A Government Safety Net For The Unemployed: A Tax Cut And 10% Jobless Rate

January 4, 2009 by Douglas A. McIntyre

Empire_3 Unrelated and often random comments from the incoming Congress and administration are beginning to create a tapestry of remarkable pessimism and diminished hope. No one believes now that the economy can be fixed fairly quickly even with a new $750 billion bailout package.

There was little reason to anticipate that this plan, designed to put hundreds of billions of dollars over two years into national infrastructure with a target of creating three million jobs, would work quickly. Most of the programs which are part of this economic package are complex and will take several quarters to add jobs for American workers.

Word is that the new administration and new Congress may add a $350 billion tax cut to other programs, but the passage of this legislation is far from assured.

Over the last several days President-elect Obama has said that unemployment could move to the double digits. According to Bloomberg, in his weekend radio address Mr. Obama said “If we don’t act swiftly and boldly, we could see a much deeper economic downturn that could lead to double-digit unemployment.”

The New York Times reports that "Democrats are considering major expansions of government-assisted health care insurance and unemployment compensation as they begin intensive work this week on a two-year economic recovery package."

These comments, along with the accelerating disintegration of the economy, support the fact that any programs that are not fully functioning until the latter part of this year will do nothing to reverse joblessness in the short term.

The chances are now nearly 100% that the federal rescue will include not only banks and corporate institutions but also hundreds of thousands of individual workers. The programs to spend what could be a trillion dollars to create jobs will certainly be supplemented by support for unemployed workers are not suited to do new work helping to build roads, buildings, broadband, and energy infrastructure.

The decision to provide unemployment and health benefits, in addition to job creation, is a quiet and subtle admission that some workers are not employable. This is almost certainly true of the majority of those who will lose jobs in the automotive and retail industries. Many of these people do not have the education to work in the new government stimulus programs. Others will not have the financial resources to relocate to the geographic regions where new jobs will become available.

No one is talking about the truth… that an extremely deep recession will leave a number of people not only unemployed but unemployable.

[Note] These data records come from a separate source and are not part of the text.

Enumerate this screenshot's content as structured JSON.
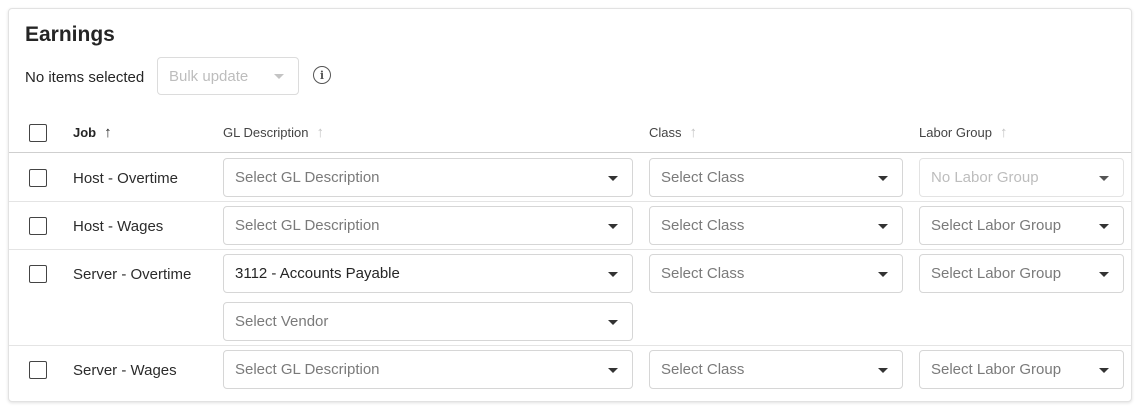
{
  "section": {
    "title": "Earnings"
  },
  "toolbar": {
    "selection_status": "No items selected",
    "bulk_update_label": "Bulk update"
  },
  "columns": {
    "job": "Job",
    "gl": "GL Description",
    "class": "Class",
    "labor": "Labor Group"
  },
  "rows": [
    {
      "job": "Host - Overtime",
      "gl": "Select GL Description",
      "class": "Select Class",
      "labor": "No Labor Group"
    },
    {
      "job": "Host - Wages",
      "gl": "Select GL Description",
      "class": "Select Class",
      "labor": "Select Labor Group"
    },
    {
      "job": "Server - Overtime",
      "gl": "3112 - Accounts Payable",
      "vendor": "Select Vendor",
      "class": "Select Class",
      "labor": "Select Labor Group"
    },
    {
      "job": "Server - Wages",
      "gl": "Select GL Description",
      "class": "Select Class",
      "labor": "Select Labor Group"
    }
  ],
  "icons": {
    "info": "info-icon",
    "sort": "arrow-up-icon",
    "dropdown": "caret-down-icon"
  }
}
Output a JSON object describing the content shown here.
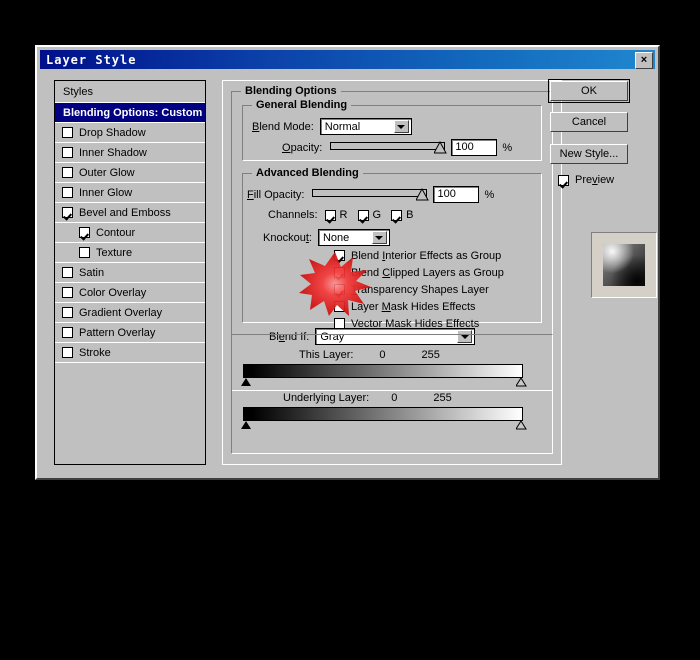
{
  "dialog": {
    "title": "Layer Style",
    "close_label": "×"
  },
  "styles_panel": {
    "header": "Styles",
    "items": [
      {
        "label": "Blending Options: Custom",
        "checked": null,
        "selected": true,
        "indent": false
      },
      {
        "label": "Drop Shadow",
        "checked": false,
        "selected": false,
        "indent": false
      },
      {
        "label": "Inner Shadow",
        "checked": false,
        "selected": false,
        "indent": false
      },
      {
        "label": "Outer Glow",
        "checked": false,
        "selected": false,
        "indent": false
      },
      {
        "label": "Inner Glow",
        "checked": false,
        "selected": false,
        "indent": false
      },
      {
        "label": "Bevel and Emboss",
        "checked": true,
        "selected": false,
        "indent": false
      },
      {
        "label": "Contour",
        "checked": true,
        "selected": false,
        "indent": true
      },
      {
        "label": "Texture",
        "checked": false,
        "selected": false,
        "indent": true
      },
      {
        "label": "Satin",
        "checked": false,
        "selected": false,
        "indent": false
      },
      {
        "label": "Color Overlay",
        "checked": false,
        "selected": false,
        "indent": false
      },
      {
        "label": "Gradient Overlay",
        "checked": false,
        "selected": false,
        "indent": false
      },
      {
        "label": "Pattern Overlay",
        "checked": false,
        "selected": false,
        "indent": false
      },
      {
        "label": "Stroke",
        "checked": false,
        "selected": false,
        "indent": false
      }
    ]
  },
  "blending_options": {
    "legend": "Blending Options",
    "general": {
      "legend": "General Blending",
      "blend_mode_label": "Blend Mode:",
      "blend_mode_value": "Normal",
      "opacity_label": "Opacity:",
      "opacity_value": "100",
      "opacity_unit": "%",
      "opacity_percent": 100
    },
    "advanced": {
      "legend": "Advanced Blending",
      "fill_opacity_label": "Fill Opacity:",
      "fill_opacity_value": "100",
      "fill_opacity_unit": "%",
      "fill_opacity_percent": 100,
      "channels_label": "Channels:",
      "channels": [
        {
          "label": "R",
          "checked": true
        },
        {
          "label": "G",
          "checked": true
        },
        {
          "label": "B",
          "checked": true
        }
      ],
      "knockout_label": "Knockout:",
      "knockout_value": "None",
      "checkboxes": [
        {
          "label": "Blend Interior Effects as Group",
          "checked": true
        },
        {
          "label": "Blend Clipped Layers as Group",
          "checked": true
        },
        {
          "label": "Transparency Shapes Layer",
          "checked": true
        },
        {
          "label": "Layer Mask Hides Effects",
          "checked": false
        },
        {
          "label": "Vector Mask Hides Effects",
          "checked": false
        }
      ]
    },
    "blend_if": {
      "label": "Blend If:",
      "value": "Gray",
      "this_layer": {
        "label": "This Layer:",
        "min": "0",
        "max": "255"
      },
      "underlying_layer": {
        "label": "Underlying Layer:",
        "min": "0",
        "max": "255"
      }
    }
  },
  "buttons": {
    "ok": "OK",
    "cancel": "Cancel",
    "new_style": "New Style...",
    "preview_label": "Preview",
    "preview_checked": true
  },
  "annotation": {
    "type": "starburst-highlight",
    "color": "#ee2222"
  }
}
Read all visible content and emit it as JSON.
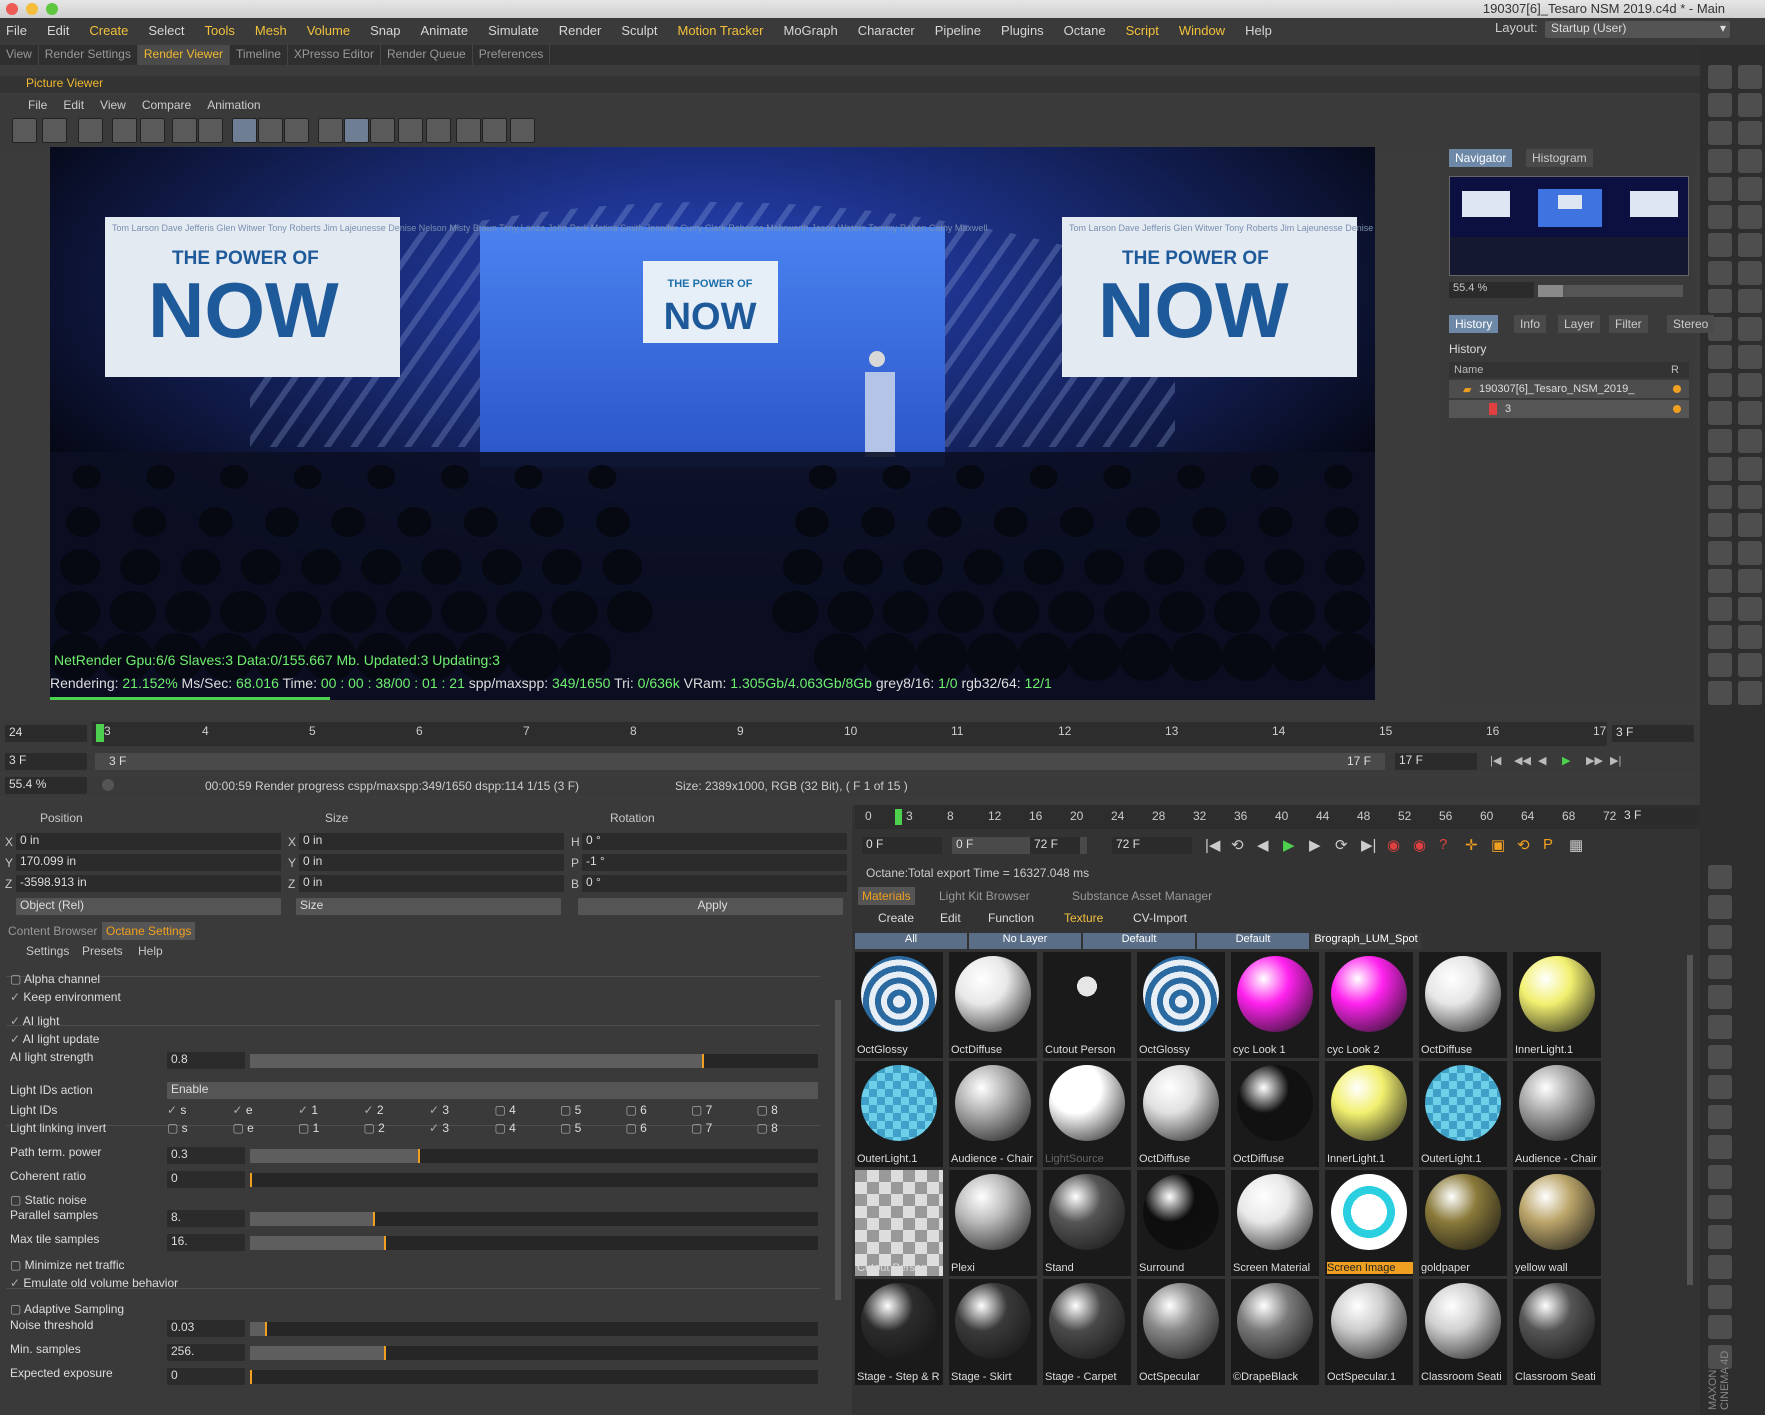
{
  "window": {
    "title": "190307[6]_Tesaro NSM 2019.c4d * - Main"
  },
  "menubar": [
    "File",
    "Edit",
    "Create",
    "Select",
    "Tools",
    "Mesh",
    "Volume",
    "Snap",
    "Animate",
    "Simulate",
    "Render",
    "Sculpt",
    "Motion Tracker",
    "MoGraph",
    "Character",
    "Pipeline",
    "Plugins",
    "Octane",
    "Script",
    "Window",
    "Help"
  ],
  "layout": {
    "label": "Layout:",
    "value": "Startup (User)"
  },
  "tabs": [
    "View",
    "Render Settings",
    "Render Viewer",
    "Timeline",
    "XPresso Editor",
    "Render Queue",
    "Preferences"
  ],
  "picture_viewer": {
    "title": "Picture Viewer",
    "menu": [
      "File",
      "Edit",
      "View",
      "Compare",
      "Animation"
    ]
  },
  "render": {
    "banner": {
      "names": "Tom Larson  Dave Jefferis  Glen Witwer  Tony Roberts  Jim Lajeunesse  Denise Nelson  Misty Braun  Tony Lanza  John Perk  Matina Smith  Jennifer  Curry  Clark  Rebecca Mehrwerth  Jason Waters  Tammy Reben  Cathy Maxwell",
      "sub": "THE POWER OF",
      "big": "NOW"
    },
    "screen": {
      "sub": "THE POWER OF",
      "big": "NOW"
    },
    "overlay1": "NetRender Gpu:6/6 Slaves:3  Data:0/155.667 Mb.    Updated:3 Updating:3",
    "overlay2": {
      "l1": "Rendering: ",
      "v1": "21.152%",
      "l2": " Ms/Sec: ",
      "v2": "68.016",
      "l3": " Time: ",
      "v3": "00 : 00 : 38/00 : 01 : 21",
      "l4": " spp/maxspp: ",
      "v4": "349/1650",
      "l5": " Tri: ",
      "v5": "0/636k",
      "l6": " VRam: ",
      "v6": "1.305Gb/4.063Gb/8Gb",
      "l7": " grey8/16: ",
      "v7": "1/0",
      "l8": " rgb32/64: ",
      "v8": "12/1"
    },
    "progress": 0.21152
  },
  "navigator": {
    "tabs": [
      "Navigator",
      "Histogram"
    ],
    "zoom": "55.4 %"
  },
  "history": {
    "tabs": [
      "History",
      "Info",
      "Layer",
      "Filter",
      "Stereo"
    ],
    "title": "History",
    "col_name": "Name",
    "col_r": "R",
    "row1": "190307[6]_Tesaro_NSM_2019_",
    "row2": "3"
  },
  "timeline": {
    "frame_field": "24",
    "current": "3",
    "ticks": [
      "4",
      "5",
      "6",
      "7",
      "8",
      "9",
      "10",
      "11",
      "12",
      "13",
      "14",
      "15",
      "16",
      "17"
    ],
    "end_field": "3 F",
    "start": "3 F",
    "range_start": "3 F",
    "range_end": "17 F",
    "end2": "17 F"
  },
  "status": {
    "zoom": "55.4 %",
    "text": "00:00:59 Render progress  cspp/maxspp:349/1650  dspp:114 1/15 (3 F)",
    "size": "Size: 2389x1000, RGB (32 Bit),  ( F 1 of 15 )"
  },
  "coords": {
    "headers": [
      "Position",
      "Size",
      "Rotation"
    ],
    "rows": [
      [
        "X",
        "0 in",
        "X",
        "0 in",
        "H",
        "0 °"
      ],
      [
        "Y",
        "170.099 in",
        "Y",
        "0 in",
        "P",
        "-1 °"
      ],
      [
        "Z",
        "-3598.913 in",
        "Z",
        "0 in",
        "B",
        "0 °"
      ]
    ],
    "mode1": "Object (Rel)",
    "mode2": "Size",
    "apply": "Apply"
  },
  "octane": {
    "tabs": [
      "Content Browser",
      "Octane Settings"
    ],
    "menu": [
      "Settings",
      "Presets",
      "Help"
    ],
    "alpha": "Alpha channel",
    "keep_env": "Keep environment",
    "ai_light": "AI light",
    "ai_update": "AI light update",
    "ai_strength_label": "AI light strength",
    "ai_strength": "0.8",
    "ai_strength_frac": 0.8,
    "lightids_action_label": "Light IDs action",
    "lightids_action": "Enable",
    "lightids_label": "Light IDs",
    "link_invert_label": "Light linking invert",
    "ids": [
      "s",
      "e",
      "1",
      "2",
      "3",
      "4",
      "5",
      "6",
      "7",
      "8"
    ],
    "path_term_label": "Path term. power",
    "path_term": "0.3",
    "path_term_frac": 0.3,
    "coherent_label": "Coherent ratio",
    "coherent": "0",
    "coherent_frac": 0,
    "static_noise": "Static noise",
    "parallel_label": "Parallel samples",
    "parallel": "8.",
    "parallel_frac": 0.22,
    "maxtile_label": "Max tile samples",
    "maxtile": "16.",
    "maxtile_frac": 0.24,
    "min_net": "Minimize net traffic",
    "emulate": "Emulate old volume behavior",
    "adaptive": "Adaptive Sampling",
    "noise_label": "Noise threshold",
    "noise": "0.03",
    "noise_frac": 0.03,
    "minsamp_label": "Min. samples",
    "minsamp": "256.",
    "minsamp_frac": 0.24,
    "exposure_label": "Expected exposure",
    "exposure": "0",
    "exposure_frac": 0
  },
  "anim": {
    "ticks": [
      "0",
      "3",
      "8",
      "12",
      "16",
      "20",
      "24",
      "28",
      "32",
      "36",
      "40",
      "44",
      "48",
      "52",
      "56",
      "60",
      "64",
      "68",
      "72"
    ],
    "f1": "0 F",
    "f2": "0 F",
    "f3": "72 F",
    "f4": "72 F",
    "end": "3 F",
    "console": "Octane:Total export Time = 16327.048 ms"
  },
  "materials": {
    "tabs": [
      "Materials",
      "Light Kit Browser",
      "Substance Asset Manager"
    ],
    "menu": [
      "Create",
      "Edit",
      "Function",
      "Texture",
      "CV-Import"
    ],
    "layers": [
      "All",
      "No Layer",
      "Default",
      "Default",
      "Brograph_LUM_Spot"
    ],
    "items": [
      {
        "label": "OctGlossy",
        "color": "#2a6aa0",
        "style": "logo"
      },
      {
        "label": "OctDiffuse",
        "color": "#e8e8e8"
      },
      {
        "label": "Cutout Person",
        "color": "#2a2222",
        "style": "person"
      },
      {
        "label": "OctGlossy",
        "color": "#2a6aa0",
        "style": "logo"
      },
      {
        "label": "cyc Look 1",
        "color": "#ff22ee"
      },
      {
        "label": "cyc Look 2",
        "color": "#ff22ee"
      },
      {
        "label": "OctDiffuse",
        "color": "#e6e6e6"
      },
      {
        "label": "InnerLight.1",
        "color": "#f2f070"
      },
      {
        "label": "OuterLight.1",
        "color": "#6ecfe8",
        "style": "check"
      },
      {
        "label": "Audience - Chair",
        "color": "#b0b0b0"
      },
      {
        "label": "LightSource",
        "color": "#ffffff",
        "dim": true
      },
      {
        "label": "OctDiffuse",
        "color": "#e0e0e0"
      },
      {
        "label": "OctDiffuse",
        "color": "#111111"
      },
      {
        "label": "InnerLight.1",
        "color": "#f2f070"
      },
      {
        "label": "OuterLight.1",
        "color": "#6ecfe8",
        "style": "check"
      },
      {
        "label": "Audience - Chair",
        "color": "#a8a8a8"
      },
      {
        "label": "Cutout Person",
        "color": "#cccccc",
        "style": "checkbg"
      },
      {
        "label": "Plexi",
        "color": "#bbbbbb"
      },
      {
        "label": "Stand",
        "color": "#555555"
      },
      {
        "label": "Surround",
        "color": "#0d0d0d"
      },
      {
        "label": "Screen Material",
        "color": "#e8e8e8"
      },
      {
        "label": "Screen Image",
        "color": "#ffffff",
        "style": "swirl",
        "sel": true
      },
      {
        "label": "goldpaper",
        "color": "#8a7a3a"
      },
      {
        "label": "yellow wall",
        "color": "#bba56a"
      },
      {
        "label": "Stage - Step & R",
        "color": "#2c2c2c"
      },
      {
        "label": "Stage - Skirt",
        "color": "#3a3a3a"
      },
      {
        "label": "Stage - Carpet",
        "color": "#4a4a4a"
      },
      {
        "label": "OctSpecular",
        "color": "#888888"
      },
      {
        "label": "©DrapeBlack",
        "color": "#7a7a7a"
      },
      {
        "label": "OctSpecular.1",
        "color": "#cccccc"
      },
      {
        "label": "Classroom Seati",
        "color": "#d0d0d0"
      },
      {
        "label": "Classroom Seati",
        "color": "#555555"
      }
    ]
  },
  "branding": "MAXON CINEMA 4D"
}
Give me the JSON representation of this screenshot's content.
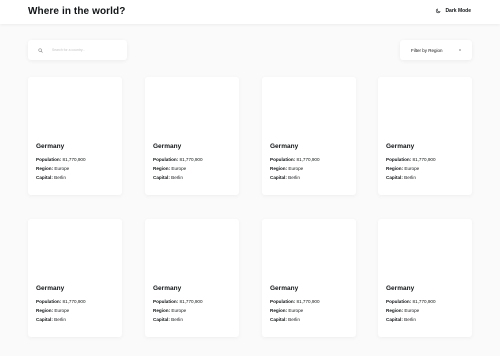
{
  "header": {
    "title": "Where in the world?",
    "mode_label": "Dark Mode"
  },
  "search": {
    "placeholder": "Search for a country..."
  },
  "filter": {
    "label": "Filter by Region"
  },
  "labels": {
    "population": "Population:",
    "region": "Region:",
    "capital": "Capital:"
  },
  "countries": [
    {
      "name": "Germany",
      "population": "81,770,900",
      "region": "Europe",
      "capital": "Berlin"
    },
    {
      "name": "Germany",
      "population": "81,770,900",
      "region": "Europe",
      "capital": "Berlin"
    },
    {
      "name": "Germany",
      "population": "81,770,900",
      "region": "Europe",
      "capital": "Berlin"
    },
    {
      "name": "Germany",
      "population": "81,770,900",
      "region": "Europe",
      "capital": "Berlin"
    },
    {
      "name": "Germany",
      "population": "81,770,900",
      "region": "Europe",
      "capital": "Berlin"
    },
    {
      "name": "Germany",
      "population": "81,770,900",
      "region": "Europe",
      "capital": "Berlin"
    },
    {
      "name": "Germany",
      "population": "81,770,900",
      "region": "Europe",
      "capital": "Berlin"
    },
    {
      "name": "Germany",
      "population": "81,770,900",
      "region": "Europe",
      "capital": "Berlin"
    }
  ],
  "icons": {
    "mode": "moon-icon",
    "search": "search-icon",
    "filter": "chevron-down-icon"
  },
  "colors": {
    "background": "#fafafa",
    "surface": "#ffffff",
    "text": "#111517"
  }
}
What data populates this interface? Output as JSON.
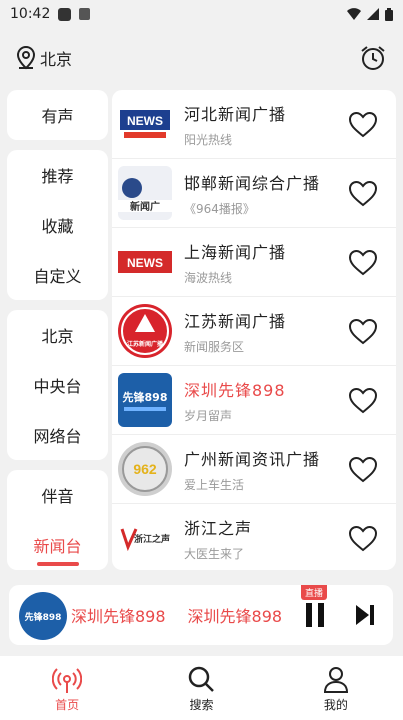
{
  "status_bar": {
    "time": "10:42"
  },
  "header": {
    "city": "北京",
    "icon_location": "location-pin-icon",
    "icon_alarm": "alarm-clock-icon"
  },
  "sidebar": {
    "group1": [
      "有声"
    ],
    "group2": [
      "推荐",
      "收藏",
      "自定义"
    ],
    "group3": [
      "北京",
      "中央台",
      "网络台"
    ],
    "group4": [
      "伴音",
      "新闻台"
    ],
    "active": "新闻台"
  },
  "stations": [
    {
      "title": "河北新闻广播",
      "subtitle": "阳光热线",
      "logo": "NEWS",
      "active": false
    },
    {
      "title": "邯郸新闻综合广播",
      "subtitle": "《964播报》",
      "logo": "新闻广",
      "active": false
    },
    {
      "title": "上海新闻广播",
      "subtitle": "海波热线",
      "logo": "NEWS",
      "active": false
    },
    {
      "title": "江苏新闻广播",
      "subtitle": "新闻服务区",
      "logo": "江苏新闻广播",
      "active": false
    },
    {
      "title": "深圳先锋898",
      "subtitle": "岁月留声",
      "logo": "先锋898",
      "active": true
    },
    {
      "title": "广州新闻资讯广播",
      "subtitle": "爱上车生活",
      "logo": "962",
      "active": false
    },
    {
      "title": "浙江之声",
      "subtitle": "大医生来了",
      "logo": "浙江之声",
      "active": false
    }
  ],
  "player": {
    "now_playing": "深圳先锋898",
    "now_playing_repeat": "深圳先锋898",
    "live_badge": "直播",
    "logo": "先锋898"
  },
  "bottom_nav": [
    {
      "label": "首页",
      "icon": "radio-waves-icon",
      "active": true
    },
    {
      "label": "搜索",
      "icon": "search-icon",
      "active": false
    },
    {
      "label": "我的",
      "icon": "user-icon",
      "active": false
    }
  ],
  "colors": {
    "accent": "#e94a4a",
    "background": "#f1f1f1"
  }
}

The new administration and Congress have not yet announced any programs that will save a large percentage of the nation’s workforce from permanent joblessness.

This raises the theoretical question of the federal government’s ability to ever reverse economic forces which are increasing joblessness, homelessness, and decreasing confidence. It is possible that the economy requires cyclic periods when it must be fallow to allow it to reset at levels where hiring and buying goods and services become affordable again.